What happens if we uncomment erase(text)?

error[E0505]: cannot move out of `text` because it is borrowed

Why?

The lifetime in the Highlight struct is 'doc. This means that the Highlight struct forces the compiler to ensure that the data it holds must live as long as any instance of Highlight, which is fox and dog in this case.

The String data type is a owned value which does not implement the Copy trait and hence, it is moved when passed to erase function. This means that the erase function will take ownership of text and drop it at the end of the function.

In general, when possible, it is better to use owned values instead of borrowed values.

Lifetime in Functions

Functions can also return a borrowed value:

#[derive(Debug)]
struct Point(i32, i32);

fn left_most<'a>(p1: &'a Point, p2: &'a Point) -> &'a Point {
    if p1.0 < p2.0 { p1 } else { p2 }
}

What if the function returns a value with a different lifetime?

#[derive(Debug)]
struct Point(i32, i32);

fn left_most<'a, 'b>(p1: &'a Point, p2: &'a Point) -> &'b Point {
    if p1.0 < p2.0 { p1 } else { p2 }
}
// error: lifetime may not live long enough

The compiler will rightfully complain about b not living long enough, but what does it mean?
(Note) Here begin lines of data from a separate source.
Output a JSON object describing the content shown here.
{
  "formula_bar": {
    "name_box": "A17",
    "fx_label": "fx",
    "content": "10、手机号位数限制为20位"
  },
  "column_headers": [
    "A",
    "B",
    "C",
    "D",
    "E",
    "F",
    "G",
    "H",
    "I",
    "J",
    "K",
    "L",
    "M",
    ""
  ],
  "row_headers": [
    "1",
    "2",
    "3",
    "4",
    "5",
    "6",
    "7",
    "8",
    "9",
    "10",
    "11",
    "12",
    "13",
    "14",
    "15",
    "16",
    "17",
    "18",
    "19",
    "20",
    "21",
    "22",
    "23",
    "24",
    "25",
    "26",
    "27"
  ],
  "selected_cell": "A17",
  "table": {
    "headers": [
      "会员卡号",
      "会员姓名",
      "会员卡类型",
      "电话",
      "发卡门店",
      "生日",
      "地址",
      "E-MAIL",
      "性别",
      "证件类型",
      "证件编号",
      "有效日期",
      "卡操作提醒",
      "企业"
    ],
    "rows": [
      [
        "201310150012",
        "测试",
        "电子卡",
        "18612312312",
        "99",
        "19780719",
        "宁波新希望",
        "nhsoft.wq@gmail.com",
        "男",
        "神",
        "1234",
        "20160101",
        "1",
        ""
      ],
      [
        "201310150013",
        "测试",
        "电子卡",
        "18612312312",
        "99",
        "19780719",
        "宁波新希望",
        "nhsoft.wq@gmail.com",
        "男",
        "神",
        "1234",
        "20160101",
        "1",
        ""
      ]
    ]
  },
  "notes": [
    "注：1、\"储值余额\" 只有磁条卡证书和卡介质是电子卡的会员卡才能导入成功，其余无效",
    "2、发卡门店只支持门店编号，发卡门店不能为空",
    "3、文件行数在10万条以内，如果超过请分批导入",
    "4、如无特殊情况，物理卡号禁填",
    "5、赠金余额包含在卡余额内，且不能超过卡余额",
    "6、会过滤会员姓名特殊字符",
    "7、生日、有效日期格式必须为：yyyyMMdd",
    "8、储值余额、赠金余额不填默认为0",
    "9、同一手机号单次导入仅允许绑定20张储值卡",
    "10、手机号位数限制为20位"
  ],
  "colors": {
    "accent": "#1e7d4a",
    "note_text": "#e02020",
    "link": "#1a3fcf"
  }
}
  • Remember that &'b Point means that the returned value is valid for at least the lifetime b.
  • The lifetime a is the lifetime of the input parameters.
  • The lifetime b is not necessarily longer than the lifetime a. Is actually unknown.
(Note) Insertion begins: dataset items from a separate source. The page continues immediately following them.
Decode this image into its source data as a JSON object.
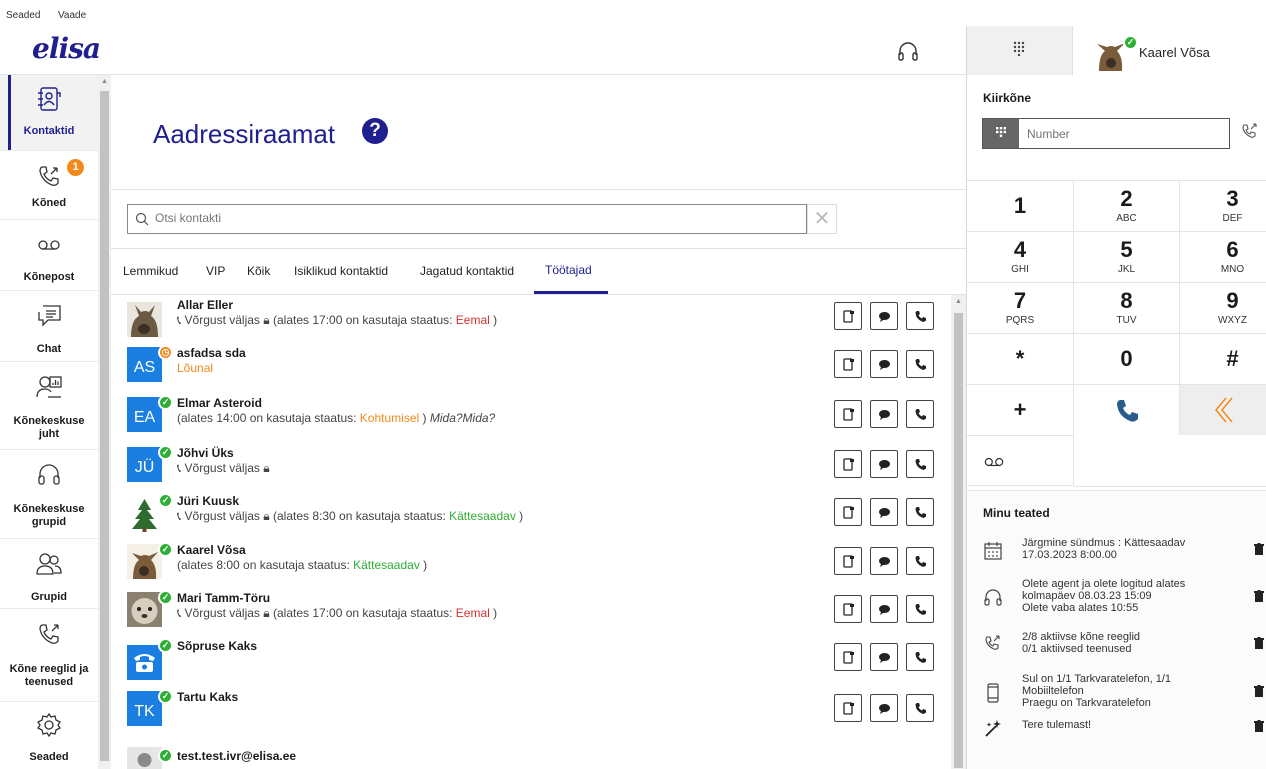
{
  "menubar": {
    "settings": "Seaded",
    "view": "Vaade"
  },
  "brand": {
    "logo": "elisa",
    "color": "#1f1f8f"
  },
  "sidebar": {
    "items": [
      {
        "label": "Kontaktid",
        "icon": "contacts-icon",
        "active": true
      },
      {
        "label": "Kõned",
        "icon": "calls-icon",
        "badge": "1"
      },
      {
        "label": "Kõnepost",
        "icon": "voicemail-icon"
      },
      {
        "label": "Chat",
        "icon": "chat-icon"
      },
      {
        "label": "Kõnekeskuse juht",
        "icon": "callcenter-manager-icon"
      },
      {
        "label": "Kõnekeskuse grupid",
        "icon": "headset-icon"
      },
      {
        "label": "Grupid",
        "icon": "groups-icon"
      },
      {
        "label": "Kõne reeglid ja teenused",
        "icon": "call-rules-icon"
      },
      {
        "label": "Seaded",
        "icon": "gear-icon"
      }
    ]
  },
  "main": {
    "title": "Aadressiraamat",
    "help": "?",
    "search_placeholder": "Otsi kontakti",
    "tabs": [
      "Lemmikud",
      "VIP",
      "Kõik",
      "Isiklikud kontaktid",
      "Jagatud kontaktid",
      "Töötajad"
    ],
    "active_tab": "Töötajad",
    "contacts": [
      {
        "name": "Allar Eller",
        "avatar": "photo",
        "status_prefix": "Võrgust väljas",
        "locked": true,
        "detail_before": "(alates 17:00 on kasutaja staatus: ",
        "detail_status": "Eemal",
        "detail_after": ")",
        "detail_color": "red"
      },
      {
        "name": "asfadsa sda",
        "avatar": "AS",
        "dot": "orange",
        "status_text": "Lõunal"
      },
      {
        "name": "Elmar Asteroid",
        "avatar": "EA",
        "dot": "green",
        "detail_before": "(alates 14:00 on kasutaja staatus: ",
        "detail_status": "Kohtumisel",
        "detail_after": ") ",
        "note": "Mida?Mida?",
        "detail_color": "orange"
      },
      {
        "name": "Jõhvi Üks",
        "avatar": "JÜ",
        "dot": "green",
        "status_prefix": "Võrgust väljas",
        "locked": true
      },
      {
        "name": "Jüri Kuusk",
        "avatar": "tree",
        "dot": "green",
        "status_prefix": "Võrgust väljas",
        "locked": true,
        "detail_before": "(alates 8:30 on kasutaja staatus: ",
        "detail_status": "Kättesaadav",
        "detail_after": ")",
        "detail_color": "green"
      },
      {
        "name": "Kaarel Võsa",
        "avatar": "photo",
        "dot": "green",
        "detail_before": "(alates 8:00 on kasutaja staatus: ",
        "detail_status": "Kättesaadav",
        "detail_after": ")",
        "detail_color": "green"
      },
      {
        "name": "Mari Tamm-Töru",
        "avatar": "photo",
        "dot": "green",
        "status_prefix": "Võrgust väljas",
        "locked": true,
        "detail_before": "(alates 17:00 on kasutaja staatus: ",
        "detail_status": "Eemal",
        "detail_after": ")",
        "detail_color": "red"
      },
      {
        "name": "Sõpruse Kaks",
        "avatar": "phone",
        "dot": "green"
      },
      {
        "name": "Tartu Kaks",
        "avatar": "TK",
        "dot": "green"
      },
      {
        "name": "test.test.ivr@elisa.ee",
        "avatar": "person",
        "dot": "green"
      }
    ]
  },
  "right_panel": {
    "user_name": "Kaarel Võsa",
    "quick_call_title": "Kiirkõne",
    "number_placeholder": "Number",
    "keys": [
      {
        "d": "1",
        "l": ""
      },
      {
        "d": "2",
        "l": "ABC"
      },
      {
        "d": "3",
        "l": "DEF"
      },
      {
        "d": "4",
        "l": "GHI"
      },
      {
        "d": "5",
        "l": "JKL"
      },
      {
        "d": "6",
        "l": "MNO"
      },
      {
        "d": "7",
        "l": "PQRS"
      },
      {
        "d": "8",
        "l": "TUV"
      },
      {
        "d": "9",
        "l": "WXYZ"
      },
      {
        "d": "*",
        "l": ""
      },
      {
        "d": "0",
        "l": ""
      },
      {
        "d": "#",
        "l": ""
      }
    ],
    "plus_key": "+",
    "notifications_title": "Minu teated",
    "notifications": [
      {
        "icon": "calendar-icon",
        "lines": [
          "Järgmine sündmus : Kättesaadav",
          "17.03.2023 8:00.00"
        ]
      },
      {
        "icon": "headset-icon",
        "lines": [
          "Olete agent ja olete logitud alates",
          "kolmapäev 08.03.23 15:09",
          "Olete vaba alates 10:55"
        ]
      },
      {
        "icon": "call-rules-icon",
        "lines": [
          "2/8 aktiivse kõne reeglid",
          "0/1 aktiivsed teenused"
        ]
      },
      {
        "icon": "mobile-icon",
        "lines": [
          "Sul on 1/1 Tarkvaratelefon, 1/1",
          "Mobiiltelefon",
          "Praegu on Tarkvaratelefon"
        ]
      },
      {
        "icon": "magic-wand-icon",
        "lines": [
          "Tere tulemast!"
        ]
      }
    ]
  }
}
Hence the compiler complains that the returned value is not guaranteed to live long enough.

How to fix this?

We must tell the compiler that the returned value is valid for at least the lifetime a via lifetime bounds:

#[derive(Debug)]
struct Point(i32, i32);


fn left_most<'a, 'b: 'a>(p1: &'a Point, p2: &'a Point) -> &'b Point {
    if p1.0 < p2.0 { p1 } else { p2 }
}

// Analogous to:
fn left_most<'a>(p1: &'a Point, p2: &'a Point) -> &'a Point 
where 'a: 'b
{
    if p1.0 < p2.0 { p1 } else { p2 }
}

This means that the lifetime of a must outlive (or at least be as long as) the lifetime of b.